El argumento en que se apoya este último relato —que es mío y está basado en razones que conozco desde la infancia— deviene radical y muy simple: ese oficial del cuerpo médico militar que he señalado, ese furtivo testigo del acontecimiento, lo fue el doctor Ángel Ramón Delgado Brea, mi abuelo paterno. Por ese mismo azar que me permitió rebatir, casi 60 años más tarde, el relato del Señor Burky, a él, a mi abuelo —repito— le correspondió ejecutar la penosa tarea de unir la cabeza al cuerpo y de amortajar los restos del general Desiderio Arias.

Mi abuelo falleció hace ya mucho tiempo, pero de sus labios yo escuché, más de una vez, esta narración sombría. Al redactar en 1993 los detalles del suceso necesité de la retentiva de mi padre, quien me ayudó a recuperar algunos pormenores omitidos (la tela del traje de Desiderio, el peine de barbero en el bolsillo…). De esta suerte, y a juzgar por los alegatos de William Burke, no parece cierto que anduviese él con Trujillo el día de la muerte de Desiderio, como tampoco que viera los despojos mortales del líder jimenista ‘pata prieta’”.
Por último, habría que entender quién con objetividad era William Burke: el pintoresco, el extravagante Señor Burky.

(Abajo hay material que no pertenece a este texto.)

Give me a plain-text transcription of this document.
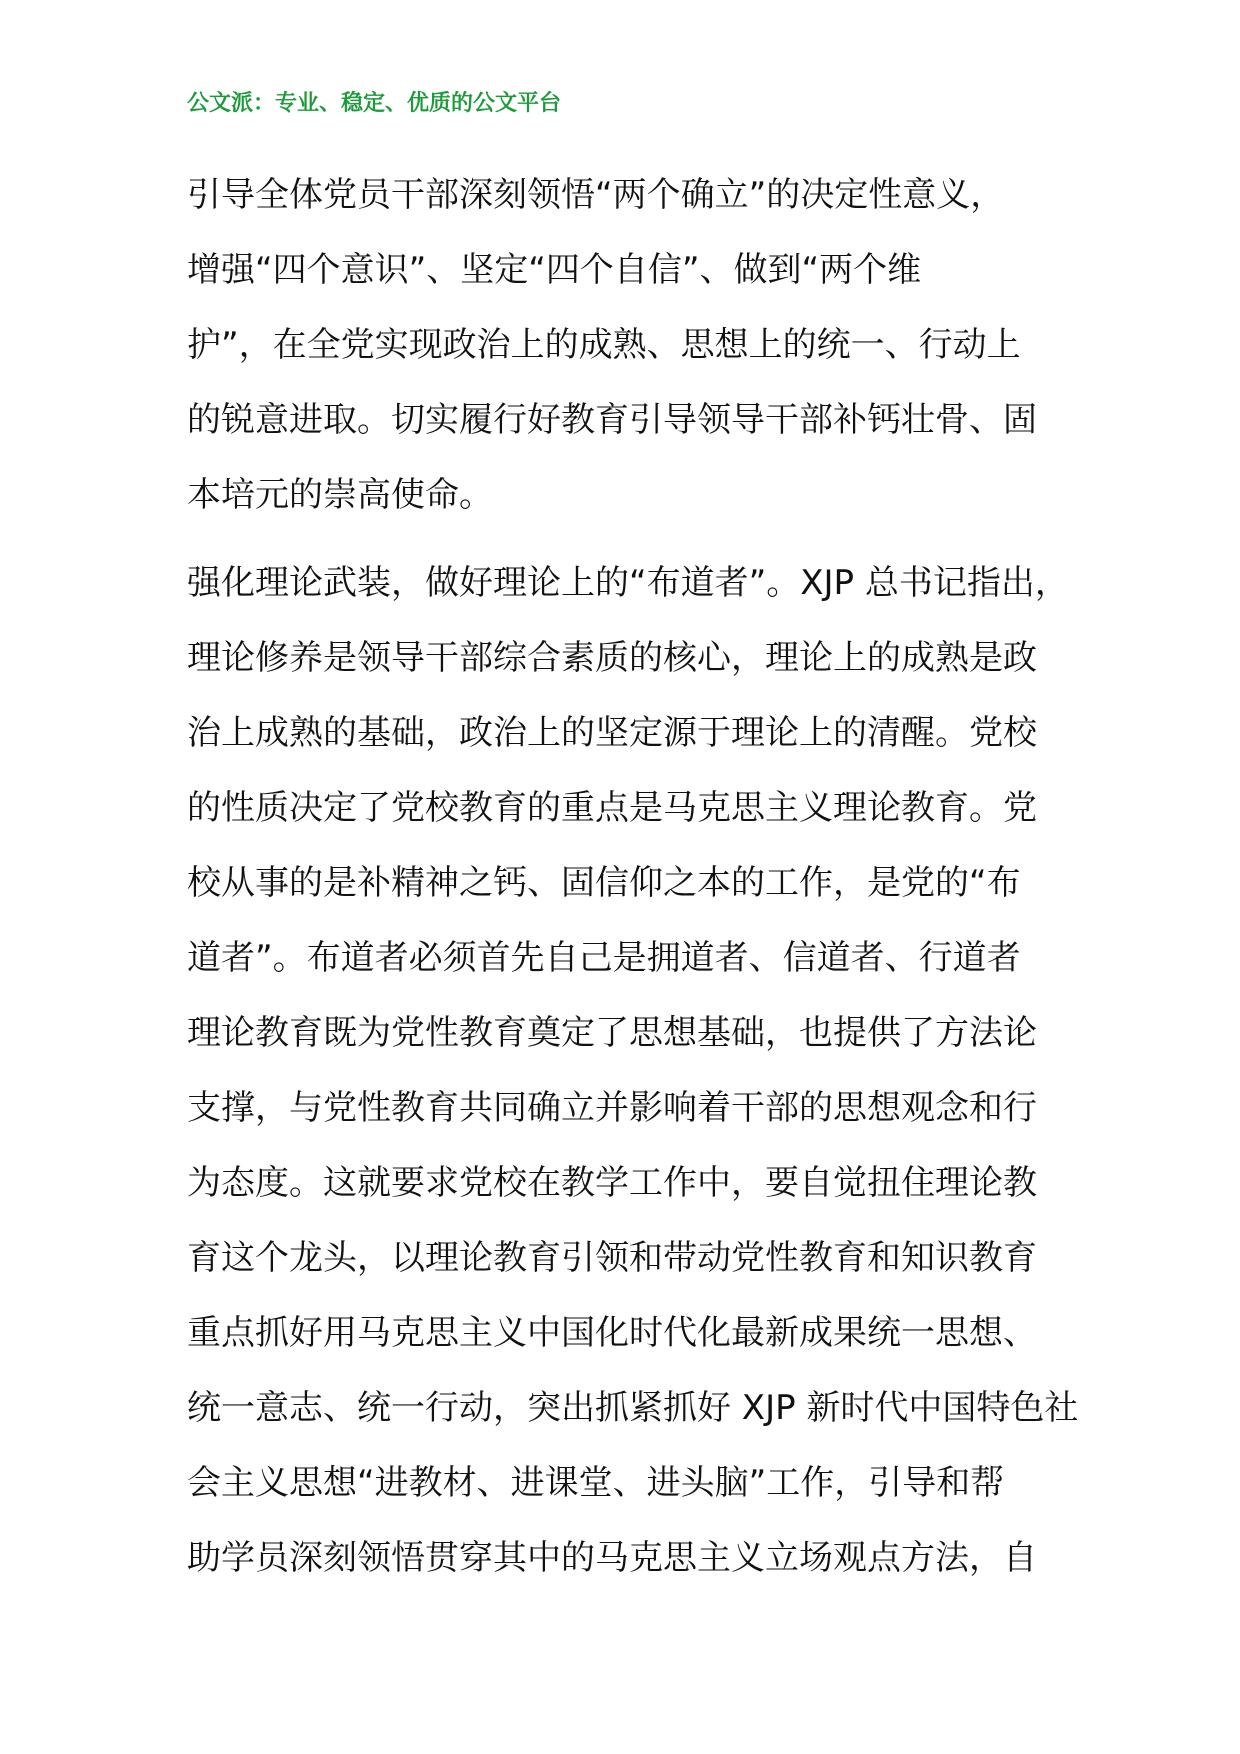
公文派：专业、稳定、优质的公文平台
引导全体党员干部深刻领悟“两个确立”的决定性意义，
增强“四个意识”、坚定“四个自信”、做到“两个维
护”，在全党实现政治上的成熟、思想上的统一、行动上
的锐意进取。切实履行好教育引导领导干部补钙壮骨、固
本培元的崇高使命。
强化理论武装，做好理论上的“布道者”。XJP 总书记指出，
理论修养是领导干部综合素质的核心，理论上的成熟是政
治上成熟的基础，政治上的坚定源于理论上的清醒。党校
的性质决定了党校教育的重点是马克思主义理论教育。党
校从事的是补精神之钙、固信仰之本的工作，是党的“布
道者”。布道者必须首先自己是拥道者、信道者、行道者
理论教育既为党性教育奠定了思想基础，也提供了方法论
支撑，与党性教育共同确立并影响着干部的思想观念和行
为态度。这就要求党校在教学工作中，要自觉扭住理论教
育这个龙头，以理论教育引领和带动党性教育和知识教育
重点抓好用马克思主义中国化时代化最新成果统一思想、
统一意志、统一行动，突出抓紧抓好 XJP 新时代中国特色社
会主义思想“进教材、进课堂、进头脑”工作，引导和帮
助学员深刻领悟贯穿其中的马克思主义立场观点方法，自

Como se infiere de los trazos y vaivenes de su vida, no cabe pensar en él sino como un aventurero, un oportunista, un típico bribón de la época. Y sus memorias —digamos que, en algunos instantes, llenas de donosura cosmopolita— no viajan más allá de un zigzagueo entre la burla y el timo, entre la fábula socarrona y la embriaguez.